A composer hailing from France and born to Iranian parents, Peyghamy's performance was truly a spectacle to behold. He approached the stage humbly, sitting cross legged and accompanied only by his ever-faithful tombak, an Iranian goblet drum altered by a modular synth hooked up via some carefully placed tape on the skin of the drumhead. This hookup created a collision of analog and digital sounds, extending the life of the normally earthy percussion to an infinite range of tones that included traditional Iranian instruments amongst others that conversed in harmony and discord.
Cheers erupted from the audience as Peyghamy played, lightly tapping and beating on the drum to create musical infusions that rejected mimicry. Perhaps most impressive was the fact that the entire thing was improvisational — as Peyghamy sat on stage, his instrument became a lifeforce of its own, crafting visions that wafted alongside the smoke in the room. The quality of the performance was unlike anything I have ever seen, and I doubt will ever see again.
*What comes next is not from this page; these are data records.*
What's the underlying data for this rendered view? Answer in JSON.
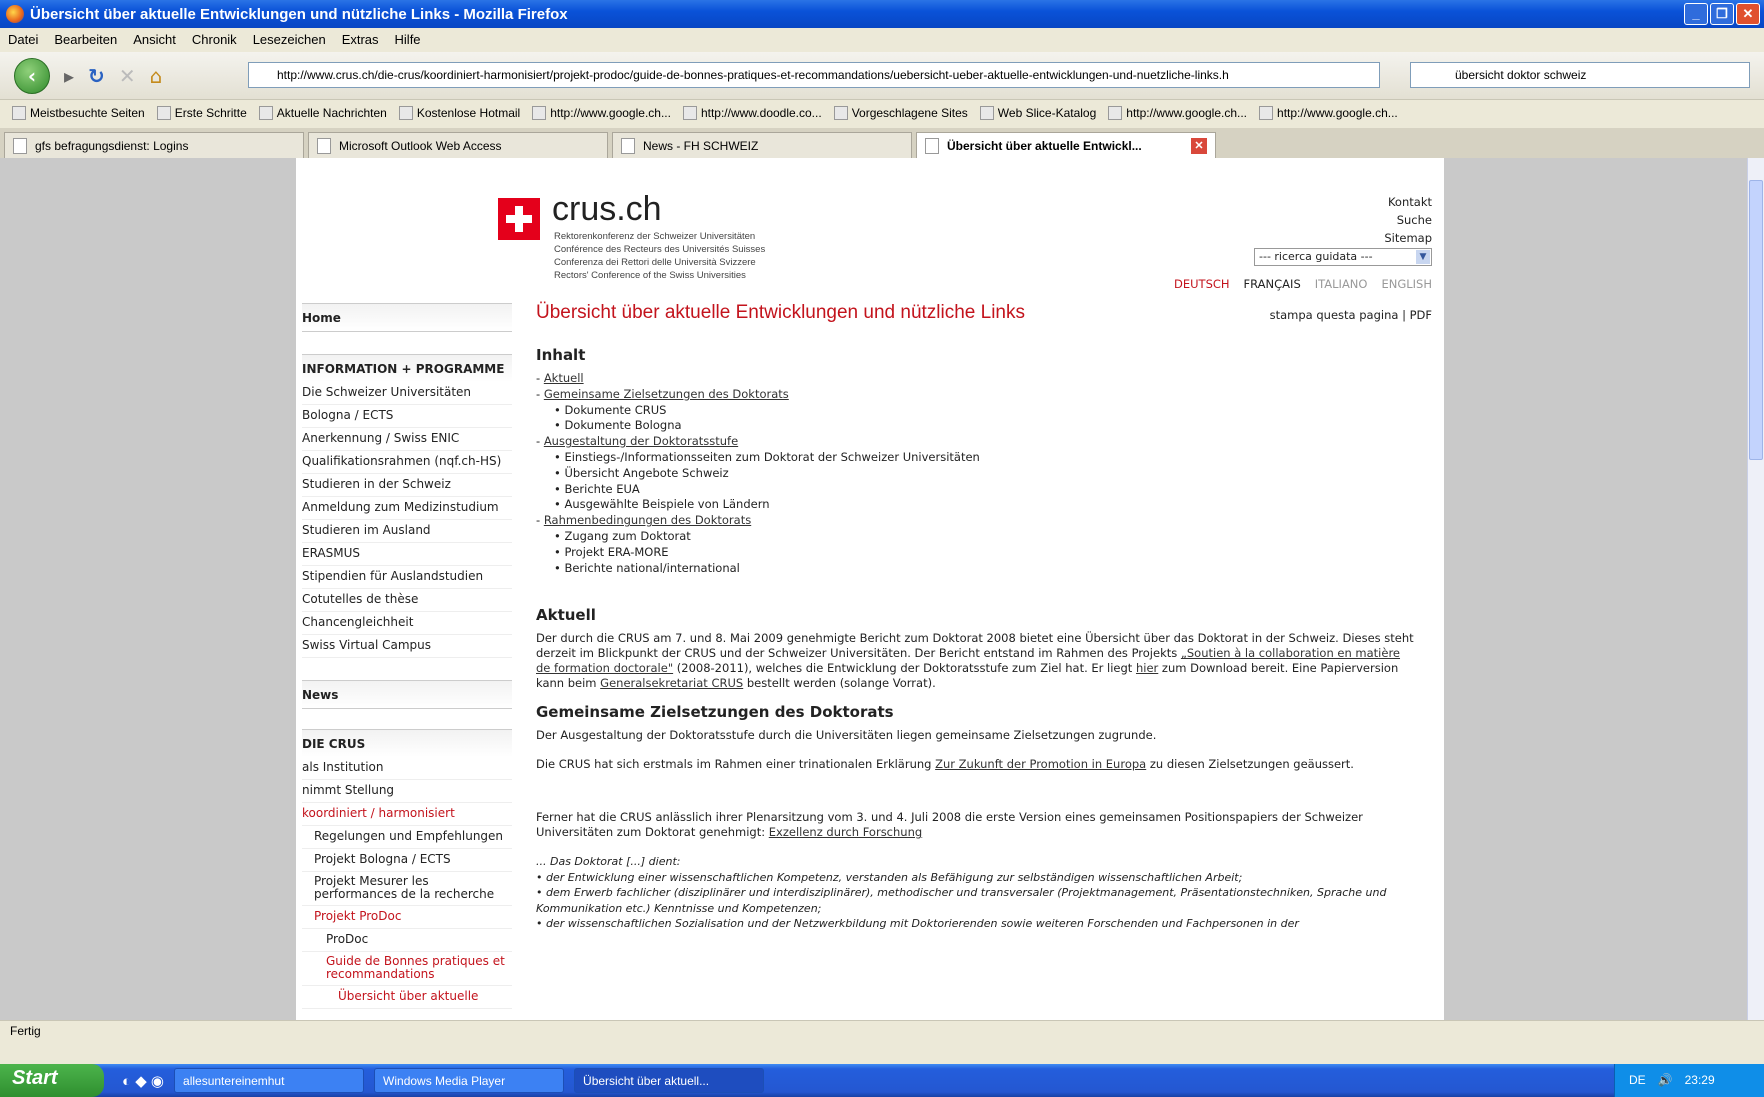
{
  "window": {
    "title": "Übersicht über aktuelle Entwicklungen und nützliche Links - Mozilla Firefox"
  },
  "menu": [
    "Datei",
    "Bearbeiten",
    "Ansicht",
    "Chronik",
    "Lesezeichen",
    "Extras",
    "Hilfe"
  ],
  "address": {
    "url": "http://www.crus.ch/die-crus/koordiniert-harmonisiert/projekt-prodoc/guide-de-bonnes-pratiques-et-recommandations/uebersicht-ueber-aktuelle-entwicklungen-und-nuetzliche-links.h",
    "search_value": "übersicht doktor schweiz"
  },
  "bookmarks": [
    "Meistbesuchte Seiten",
    "Erste Schritte",
    "Aktuelle Nachrichten",
    "Kostenlose Hotmail",
    "http://www.google.ch...",
    "http://www.doodle.co...",
    "Vorgeschlagene Sites",
    "Web Slice-Katalog",
    "http://www.google.ch...",
    "http://www.google.ch..."
  ],
  "tabs": [
    "gfs befragungsdienst: Logins",
    "Microsoft Outlook Web Access",
    "News - FH SCHWEIZ",
    "Übersicht über aktuelle Entwickl..."
  ],
  "site": {
    "name": "crus.ch",
    "sub": [
      "Rektorenkonferenz der Schweizer Universitäten",
      "Conférence des Recteurs des Universités Suisses",
      "Conferenza dei Rettori delle Università Svizzere",
      "Rectors' Conference of the Swiss Universities"
    ],
    "topnav": [
      "Kontakt",
      "Suche",
      "Sitemap"
    ],
    "ricerca": "--- ricerca guidata ---",
    "langs": [
      "DEUTSCH",
      "FRANÇAIS",
      "ITALIANO",
      "ENGLISH"
    ],
    "page_title": "Übersicht über aktuelle Entwicklungen und nützliche Links",
    "print": "stampa questa pagina",
    "pdf": "PDF"
  },
  "sidebar": {
    "home": "Home",
    "info_header": "INFORMATION + PROGRAMME",
    "info_items": [
      "Die Schweizer Universitäten",
      "Bologna / ECTS",
      "Anerkennung / Swiss ENIC",
      "Qualifikationsrahmen (nqf.ch-HS)",
      "Studieren in der Schweiz",
      "Anmeldung zum Medizinstudium",
      "Studieren im Ausland",
      "ERASMUS",
      "Stipendien für Auslandstudien",
      "Cotutelles de thèse",
      "Chancengleichheit",
      "Swiss Virtual Campus"
    ],
    "news": "News",
    "crus_header": "DIE CRUS",
    "crus_items": [
      "als Institution",
      "nimmt Stellung",
      "koordiniert / harmonisiert"
    ],
    "sub_items": [
      "Regelungen und Empfehlungen",
      "Projekt Bologna / ECTS",
      "Projekt Mesurer les performances de la recherche",
      "Projekt ProDoc"
    ],
    "sub2_items": [
      "ProDoc",
      "Guide de Bonnes pratiques et recommandations",
      "Übersicht über aktuelle"
    ]
  },
  "content": {
    "inhalt": "Inhalt",
    "toc": [
      "Aktuell",
      "Gemeinsame Zielsetzungen des Doktorats",
      "Ausgestaltung der Doktoratsstufe",
      "Rahmenbedingungen des Doktorats"
    ],
    "toc_sub1": [
      "Dokumente CRUS",
      "Dokumente Bologna"
    ],
    "toc_sub2": [
      "Einstiegs-/Informationsseiten zum Doktorat der Schweizer Universitäten",
      "Übersicht Angebote Schweiz",
      "Berichte EUA",
      "Ausgewählte Beispiele von Ländern"
    ],
    "toc_sub3": [
      "Zugang zum Doktorat",
      "Projekt ERA-MORE",
      "Berichte national/international"
    ],
    "aktuell_h": "Aktuell",
    "aktuell_p1": "Der durch die CRUS am 7. und 8. Mai 2009 genehmigte Bericht zum Doktorat 2008 bietet eine Übersicht über das Doktorat in der Schweiz. Dieses steht derzeit im Blickpunkt der CRUS und der Schweizer Universitäten. Der Bericht entstand im Rahmen des Projekts ",
    "aktuell_link1": "„Soutien à la collaboration en matière de formation doctorale\"",
    "aktuell_p2": " (2008-2011), welches die Entwicklung der Doktoratsstufe zum Ziel hat. Er liegt ",
    "aktuell_link2": "hier",
    "aktuell_p3": " zum Download bereit. Eine Papierversion kann beim ",
    "aktuell_link3": "Generalsekretariat CRUS",
    "aktuell_p4": " bestellt werden (solange Vorrat).",
    "ziel_h": "Gemeinsame Zielsetzungen des Doktorats",
    "ziel_p1": "Der Ausgestaltung der Doktoratsstufe durch die Universitäten liegen gemeinsame Zielsetzungen zugrunde.",
    "ziel_p2a": "Die CRUS hat sich erstmals im Rahmen einer trinationalen Erklärung ",
    "ziel_link1": "Zur Zukunft der Promotion in Europa",
    "ziel_p2b": " zu diesen Zielsetzungen geäussert.",
    "ziel_p3a": "Ferner hat die CRUS anlässlich ihrer Plenarsitzung vom 3. und 4. Juli 2008 die erste Version eines gemeinsamen Positionspapiers der Schweizer Universitäten zum Doktorat genehmigt: ",
    "ziel_link2": "Exzellenz durch Forschung",
    "quote": [
      "... Das Doktorat [...] dient:",
      "• der Entwicklung einer wissenschaftlichen Kompetenz, verstanden als Befähigung zur selbständigen wissenschaftlichen Arbeit;",
      "• dem Erwerb fachlicher (disziplinärer und interdisziplinärer), methodischer und transversaler (Projektmanagement, Präsentationstechniken, Sprache und Kommunikation etc.) Kenntnisse und Kompetenzen;",
      "• der wissenschaftlichen Sozialisation und der Netzwerkbildung mit Doktorierenden sowie weiteren Forschenden und Fachpersonen in der"
    ]
  },
  "status": "Fertig",
  "taskbar": {
    "start": "Start",
    "tasks": [
      "allesuntereinemhut",
      "Windows Media Player",
      "Übersicht über aktuell..."
    ],
    "lang": "DE",
    "clock": "23:29"
  }
}
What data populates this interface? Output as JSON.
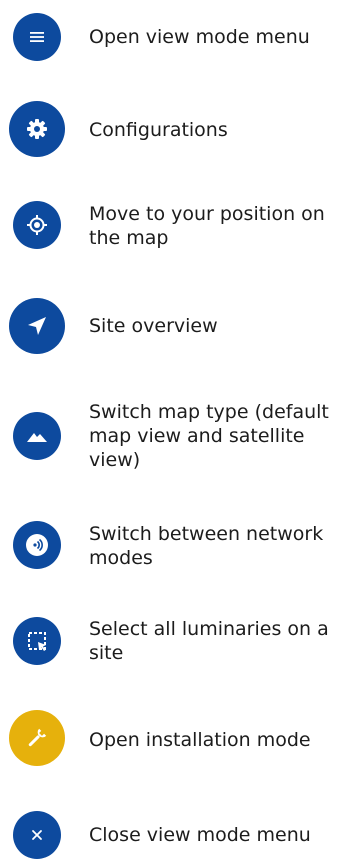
{
  "colors": {
    "primary": "#0d4a9e",
    "accent": "#e6b10c",
    "text": "#1c1c1c"
  },
  "items": [
    {
      "icon": "menu-icon",
      "label": "Open view mode menu"
    },
    {
      "icon": "gear-icon",
      "label": "Configurations"
    },
    {
      "icon": "target-icon",
      "label": "Move to your position on the map"
    },
    {
      "icon": "navigation-arrow-icon",
      "label": "Site overview"
    },
    {
      "icon": "mountain-icon",
      "label": "Switch map type (default map view and satellite view)"
    },
    {
      "icon": "signal-wave-icon",
      "label": "Switch between network modes"
    },
    {
      "icon": "select-all-icon",
      "label": "Select all luminaries on a site"
    },
    {
      "icon": "wrench-icon",
      "label": "Open installation mode"
    },
    {
      "icon": "close-icon",
      "label": "Close view mode menu"
    }
  ]
}
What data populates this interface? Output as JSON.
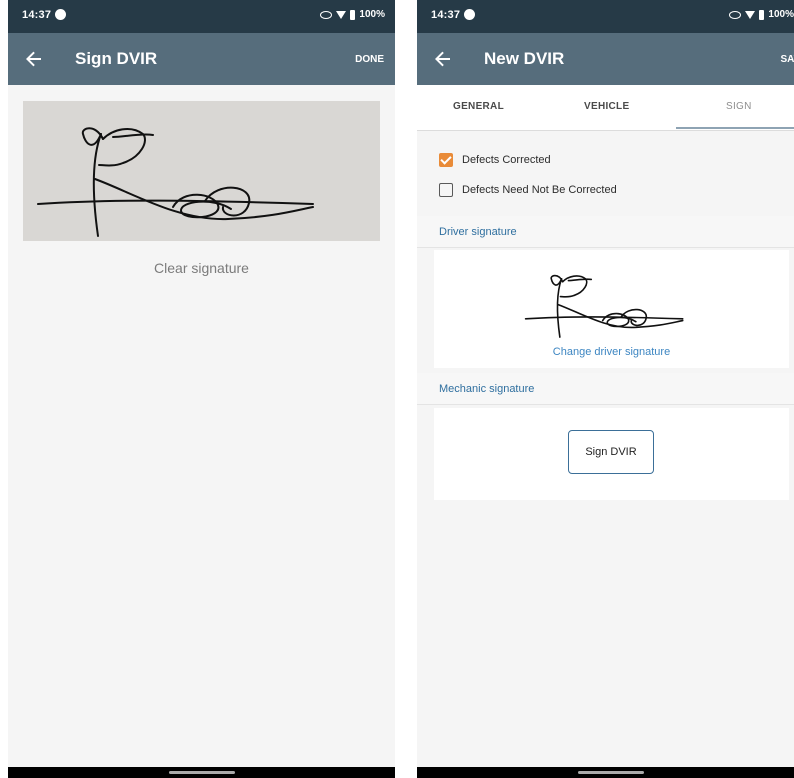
{
  "left": {
    "status": {
      "time": "14:37",
      "battery": "100%"
    },
    "appbar": {
      "title": "Sign DVIR",
      "action": "DONE"
    },
    "clear_signature": "Clear signature"
  },
  "right": {
    "status": {
      "time": "14:37",
      "battery": "100%"
    },
    "appbar": {
      "title": "New DVIR",
      "action": "SAVE"
    },
    "tabs": [
      {
        "label": "GENERAL",
        "selected": false
      },
      {
        "label": "VEHICLE",
        "selected": false
      },
      {
        "label": "SIGN",
        "selected": true
      }
    ],
    "checkboxes": [
      {
        "label": "Defects Corrected",
        "checked": true
      },
      {
        "label": "Defects Need Not Be Corrected",
        "checked": false
      }
    ],
    "driver_signature_label": "Driver signature",
    "change_driver_signature": "Change driver signature",
    "mechanic_signature_label": "Mechanic signature",
    "sign_dvir_button": "Sign DVIR"
  },
  "colors": {
    "status_bar": "#263a47",
    "app_bar": "#566d7c",
    "checkbox_accent": "#e98b38",
    "link": "#3d86c2"
  },
  "icons": [
    "back-arrow-icon",
    "app-status-icon",
    "eye-icon",
    "wifi-icon",
    "battery-icon",
    "checkbox-checked-icon",
    "checkbox-empty-icon"
  ]
}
Softly buzzing tones increased in pace, later erupting in a lion's roar that shook the venue to its very core.
Throughout it all, Peyghamy was in utter control of his instrument and his space, inviting the audience to come along with him on a journey that transported them beyond the boundaries of Calgary to float in the clouds above and wriggle in the rocks below. Great experimental music takes one beyond the body, an experience that magnifies the small nature of our human desire and carves out a universal connection between the living and nonliving things around us. That cerebral expression has a tendency to stick — certainly, Cinna Peyghamy and his ethereal tombak will long be remembered by the city's ambient music fans.